Was den neuen Eigentümer von VMware bewegt
Seit dem Schock der neuen Lizenzmodelle von VMware stellt sich die Frage, warum der neue Eigentümer Broadcom so viele Kunde massiv verärgert. Aus meiner Sicht kann das Kalkül nur sein, dass die Mehreinnahmen durch höhere Preise die Mindereinnahmen durch weniger Kunden überwiegen werden. Die Ablösung einer so wichtigen Kernlösung im RZ fällt vielen VMware-Kunden so schwer, dass sie zähneknirschend einfach mehr bezahlen werden, statt die Risiken und Unwägbarkeiten eines Technologiewechsels einzugehen. Wo soll auch das Personal herkommen, das ein Projekt wie die Substitution eines Herzstücks der IT-Umgebung stemmen soll? Und wer kann sicher sein, dass die Umstellungsrisiken nicht größer sein werden als die Lizenzeinsparungen durch den Wechsel zu einer preiswerteren kommerziellen oder gar zu einer Open-Source-Lösung?
Die Erpressbarkeit der Kunden wird daher für viele von ihnen nichts anderes übrig lassen als die teuren neuen Lizenzen zu bezahlen. Broadcom hat für VMware fast 70 Milliarden Dollar gezahlt. Angesichts des VMware-Jahresumsatzes von ca. 13 Milliarden Dollar muss Broadcom auf Biegen und Brechen das Preisgeld wieder eintreiben. Das erklärt die Rigorosität des Vorgehens.
Kurzfristige Profite stechen langfristige Kundenbindungen aus
Ich wage keine Prognose, ob sich am Ende die Übernahme von VMware für Broadcom monetär gelohnt haben wird. Ehrlich gesagt interessiert mich das auch nicht. Was ich weiß ist, dass wir wieder einmal sehen, wie kurzfristige Profite langfristige Kundenbindungen ausstechen. Anders formuliert: VMware hat aus der Sicht des neuen Eigentümers lange genug auf langfristige Kundenbindung gesetzt. Jetzt ist der Zahltag angebrochen, an dem sich für den Hersteller die jahrelange Bindung so vieler Kunden in Dollar und Cent auszahlen muss.

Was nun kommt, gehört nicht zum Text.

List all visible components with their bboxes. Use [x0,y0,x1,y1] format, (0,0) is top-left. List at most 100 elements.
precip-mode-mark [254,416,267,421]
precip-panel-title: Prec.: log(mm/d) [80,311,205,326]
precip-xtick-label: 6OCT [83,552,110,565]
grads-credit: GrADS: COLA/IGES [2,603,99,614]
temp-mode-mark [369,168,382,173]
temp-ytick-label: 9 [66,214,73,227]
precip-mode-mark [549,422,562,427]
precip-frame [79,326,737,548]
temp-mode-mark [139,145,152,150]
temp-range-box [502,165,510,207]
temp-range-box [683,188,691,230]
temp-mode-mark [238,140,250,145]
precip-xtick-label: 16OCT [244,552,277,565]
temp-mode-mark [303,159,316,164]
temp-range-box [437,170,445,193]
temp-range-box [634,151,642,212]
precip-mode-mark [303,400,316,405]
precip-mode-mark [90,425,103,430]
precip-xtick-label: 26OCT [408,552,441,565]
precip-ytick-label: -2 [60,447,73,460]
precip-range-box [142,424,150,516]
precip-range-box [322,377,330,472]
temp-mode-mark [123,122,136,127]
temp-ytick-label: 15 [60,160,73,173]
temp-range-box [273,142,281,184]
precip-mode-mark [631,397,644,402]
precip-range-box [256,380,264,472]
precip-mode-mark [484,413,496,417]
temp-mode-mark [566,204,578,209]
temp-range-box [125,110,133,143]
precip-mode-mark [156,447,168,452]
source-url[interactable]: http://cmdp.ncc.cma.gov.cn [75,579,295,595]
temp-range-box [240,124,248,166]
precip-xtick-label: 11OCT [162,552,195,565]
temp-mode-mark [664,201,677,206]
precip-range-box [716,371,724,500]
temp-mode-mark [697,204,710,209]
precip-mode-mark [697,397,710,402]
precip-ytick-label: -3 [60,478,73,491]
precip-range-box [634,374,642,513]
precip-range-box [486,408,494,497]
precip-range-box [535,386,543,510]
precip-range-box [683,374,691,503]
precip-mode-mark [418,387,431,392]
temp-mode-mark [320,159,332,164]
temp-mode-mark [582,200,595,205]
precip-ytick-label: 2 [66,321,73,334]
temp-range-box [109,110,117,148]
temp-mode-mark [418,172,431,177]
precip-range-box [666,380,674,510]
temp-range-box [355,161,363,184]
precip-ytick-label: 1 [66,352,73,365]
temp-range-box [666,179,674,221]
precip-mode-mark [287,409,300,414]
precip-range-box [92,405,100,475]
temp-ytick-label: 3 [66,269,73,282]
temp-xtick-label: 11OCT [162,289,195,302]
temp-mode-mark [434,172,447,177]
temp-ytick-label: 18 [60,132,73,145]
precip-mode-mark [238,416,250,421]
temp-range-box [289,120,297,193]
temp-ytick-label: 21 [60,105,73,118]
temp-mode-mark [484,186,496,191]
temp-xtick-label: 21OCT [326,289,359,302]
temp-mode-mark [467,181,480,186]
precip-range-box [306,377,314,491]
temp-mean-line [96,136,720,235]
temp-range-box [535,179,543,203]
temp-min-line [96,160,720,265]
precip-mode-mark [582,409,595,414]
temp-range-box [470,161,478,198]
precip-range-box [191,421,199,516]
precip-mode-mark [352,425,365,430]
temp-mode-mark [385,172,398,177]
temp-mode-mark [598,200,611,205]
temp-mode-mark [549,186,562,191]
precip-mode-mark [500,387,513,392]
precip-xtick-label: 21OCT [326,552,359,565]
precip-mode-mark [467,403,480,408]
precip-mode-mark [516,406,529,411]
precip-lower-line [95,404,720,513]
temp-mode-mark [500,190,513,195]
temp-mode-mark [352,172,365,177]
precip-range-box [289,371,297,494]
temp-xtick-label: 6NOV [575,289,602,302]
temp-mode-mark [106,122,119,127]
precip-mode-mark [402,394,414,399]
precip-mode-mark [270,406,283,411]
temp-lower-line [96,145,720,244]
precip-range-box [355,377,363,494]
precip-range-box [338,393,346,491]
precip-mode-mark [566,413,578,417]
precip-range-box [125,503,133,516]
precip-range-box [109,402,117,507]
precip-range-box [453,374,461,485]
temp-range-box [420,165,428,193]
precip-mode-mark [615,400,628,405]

Eins ist klar: Auch wenn die Bestandskunden genötigt werden, mehr Geld zu bezahlen, werden sich Neukunden angesichts des Preisschocks gründlich Gedanken machen, bevor sie auf VMware-Produkte setzen. Es ist nicht so, dass VMware-Produkte alternativlos wären.
Was tun?
In keinem Bereich hat VMware derartige Alleinstellungsmerkmale, die andere Lösungen inakzeptabel erscheinen lassen. Insofern ist zu empfehlen, bei der Auswahl einer Virtualisierungslösung nunmehr verstärkt die Wirtschaftlichkeit zu betrachten. Jeder Hersteller muss sich dabei dem Wettbewerb stellen. Die berühmte Gesamtkostenrechnung ist anzuwenden. Die entscheidende Komponente der Gesamtkosten sind die Lizenzen. Niemand kann nachvollziehbar begründen, dass die Mehrausgaben für Lizenzen langfristig andere Kosten zum Beispiel für Personal reduzieren. Ich kenne auch keine seriöse Rechnung, aus der hervorgeht, dass sich die Entscheidung für die teuersten Virtualisierungslizenzen durch höhere Verfügbarkeit auszahlt. Daher steht und fällt der Wirtschaftlichkeitsvergleich mit den Lizenzkosten, berechnet über die projektierte Betriebszeit.
Einen Fehler darf man auf keinen Fall wiederholen: die Vernachlässigung der Exit-Strategie. Wie auch immer der Ersatz für die zu teuer gewordenen Produkte heißen mag, muss klar sein, welche Vorkehrungen einen künftigen erneuten Technologiewechsel ermöglichen, notfalls unter Verzicht auf die eine oder andere Funktionalität.